Trump is now draining the sewer instead of the swamp, whatever that means

Trump’s original “Drain The Swamp” slogan came toward the tail end of his campaign, one final three-word summation of his promise to sweepingly remake the federal government in his own nationalist, racist vision. Since then, as we all know, he has spent most of his time golfing, talking about Hillary Clinton, fending off accusations of Russian collusion, not passing a single piece of major legislation despite a Republican-owned Congress, and sitting in trucks. He has also quietly installed dozens of lobbyists into federal positions, making the swamp of corruption in Washington that much more swampy. Campaign promises are hard!

This morning, Trump took to Twitter to update that slogan to reflect this new reality.

This is confusing for a number of reasons, all of which, as you likely expect, were pointed out immediately by people within the hyper-competitive rhetorical ecosystem of Twitter itself. Some focused on the president’s seeming confusion about how to go about changing his own slogan:

But many more explored the richness of his metaphorical heirarchy of problematic wastelands, in which swamps are somehow better than sewers and in which there is something still below sewers that they could be drained into:

What would this sub-sewer sewer be? Like his invisible border wall or replacement for Obamacare, this is something that we’ll figure out down the road, apparently. Assuming a representative democracy and capitalist economy necessarily continue to create financial conflicts of interests and bureaucratic slow-down, Trump will soon be forced to update his slogan to be “drain the sub-sewer sewer in which the sewer was drained.” This could continue forever, a surreal cycle of rhetorical draining that ends, inevitably, in Jared Kushner being appointed to global head of sub-sewer drainage efforts. He’ll do great at it.

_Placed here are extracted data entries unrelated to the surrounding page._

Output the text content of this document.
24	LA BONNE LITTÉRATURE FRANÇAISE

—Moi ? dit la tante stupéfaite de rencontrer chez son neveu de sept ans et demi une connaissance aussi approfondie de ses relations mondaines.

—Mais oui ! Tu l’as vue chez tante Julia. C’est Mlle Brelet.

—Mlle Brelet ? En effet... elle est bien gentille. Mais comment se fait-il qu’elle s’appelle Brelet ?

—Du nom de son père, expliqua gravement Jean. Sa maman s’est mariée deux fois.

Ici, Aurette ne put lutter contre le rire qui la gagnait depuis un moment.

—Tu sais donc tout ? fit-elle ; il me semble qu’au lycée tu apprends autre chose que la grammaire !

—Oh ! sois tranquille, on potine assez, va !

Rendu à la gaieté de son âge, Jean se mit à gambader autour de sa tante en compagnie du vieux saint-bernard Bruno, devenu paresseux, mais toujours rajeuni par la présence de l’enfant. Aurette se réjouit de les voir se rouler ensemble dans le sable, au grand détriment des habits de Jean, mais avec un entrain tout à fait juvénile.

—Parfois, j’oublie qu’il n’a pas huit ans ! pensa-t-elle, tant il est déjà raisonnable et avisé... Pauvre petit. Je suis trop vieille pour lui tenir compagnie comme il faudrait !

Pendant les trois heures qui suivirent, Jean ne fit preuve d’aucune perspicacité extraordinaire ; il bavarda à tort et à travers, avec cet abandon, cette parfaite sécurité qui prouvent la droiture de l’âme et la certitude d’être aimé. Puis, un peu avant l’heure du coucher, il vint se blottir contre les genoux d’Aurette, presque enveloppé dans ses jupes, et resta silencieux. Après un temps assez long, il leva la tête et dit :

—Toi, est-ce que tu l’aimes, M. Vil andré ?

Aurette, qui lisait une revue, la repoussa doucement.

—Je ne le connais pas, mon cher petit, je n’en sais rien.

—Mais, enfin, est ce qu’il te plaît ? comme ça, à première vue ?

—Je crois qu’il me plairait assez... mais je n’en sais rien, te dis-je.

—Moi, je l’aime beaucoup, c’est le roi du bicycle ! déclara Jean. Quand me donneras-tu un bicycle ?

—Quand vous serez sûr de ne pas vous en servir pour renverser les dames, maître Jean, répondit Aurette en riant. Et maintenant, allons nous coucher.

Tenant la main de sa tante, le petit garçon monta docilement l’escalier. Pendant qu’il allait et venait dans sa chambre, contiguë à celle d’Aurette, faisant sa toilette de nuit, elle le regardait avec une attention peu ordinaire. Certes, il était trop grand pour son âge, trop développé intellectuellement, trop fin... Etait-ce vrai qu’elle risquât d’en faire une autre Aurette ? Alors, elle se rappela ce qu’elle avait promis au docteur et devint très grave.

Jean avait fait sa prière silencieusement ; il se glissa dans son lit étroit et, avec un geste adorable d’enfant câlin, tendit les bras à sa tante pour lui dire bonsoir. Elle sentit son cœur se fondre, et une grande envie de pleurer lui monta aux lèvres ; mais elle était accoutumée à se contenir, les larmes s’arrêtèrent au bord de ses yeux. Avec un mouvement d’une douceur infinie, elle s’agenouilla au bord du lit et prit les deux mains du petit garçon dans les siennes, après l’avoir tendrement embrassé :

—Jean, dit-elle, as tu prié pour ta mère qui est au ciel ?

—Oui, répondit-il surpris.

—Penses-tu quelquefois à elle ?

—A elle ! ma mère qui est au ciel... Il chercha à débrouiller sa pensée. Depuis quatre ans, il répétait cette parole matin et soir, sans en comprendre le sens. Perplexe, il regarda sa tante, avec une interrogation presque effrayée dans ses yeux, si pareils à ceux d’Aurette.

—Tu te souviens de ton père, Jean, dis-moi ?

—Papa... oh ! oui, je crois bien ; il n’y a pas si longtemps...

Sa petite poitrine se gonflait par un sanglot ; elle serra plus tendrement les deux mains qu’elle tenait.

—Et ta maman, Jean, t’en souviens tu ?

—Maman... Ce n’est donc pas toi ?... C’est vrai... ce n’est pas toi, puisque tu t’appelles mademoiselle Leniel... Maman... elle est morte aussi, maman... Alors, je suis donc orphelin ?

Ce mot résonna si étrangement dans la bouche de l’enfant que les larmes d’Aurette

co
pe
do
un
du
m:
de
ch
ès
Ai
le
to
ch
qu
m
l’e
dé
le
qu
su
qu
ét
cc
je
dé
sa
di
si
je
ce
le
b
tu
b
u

As the (failing) New York Times has pointed out, Trump is a lot better at branding political opponents than he is at policies. This is part of why he’s stayed largely hands-off in the health care debate, choosing instead to rail against Hillary Clinton (still) and the mainstream media. Thus, while he has failed completely to “drain the swamp,” that phrase alone had seemed like one of his primary political accomplishments. Now he has even fucked that up, because he is bad at everything.

But hey, at least he’s not trying to act like “Better Skills, Better Jobs, Better Wages” is a valid slogan for anything. Who would be crazy enough to try to make that stick?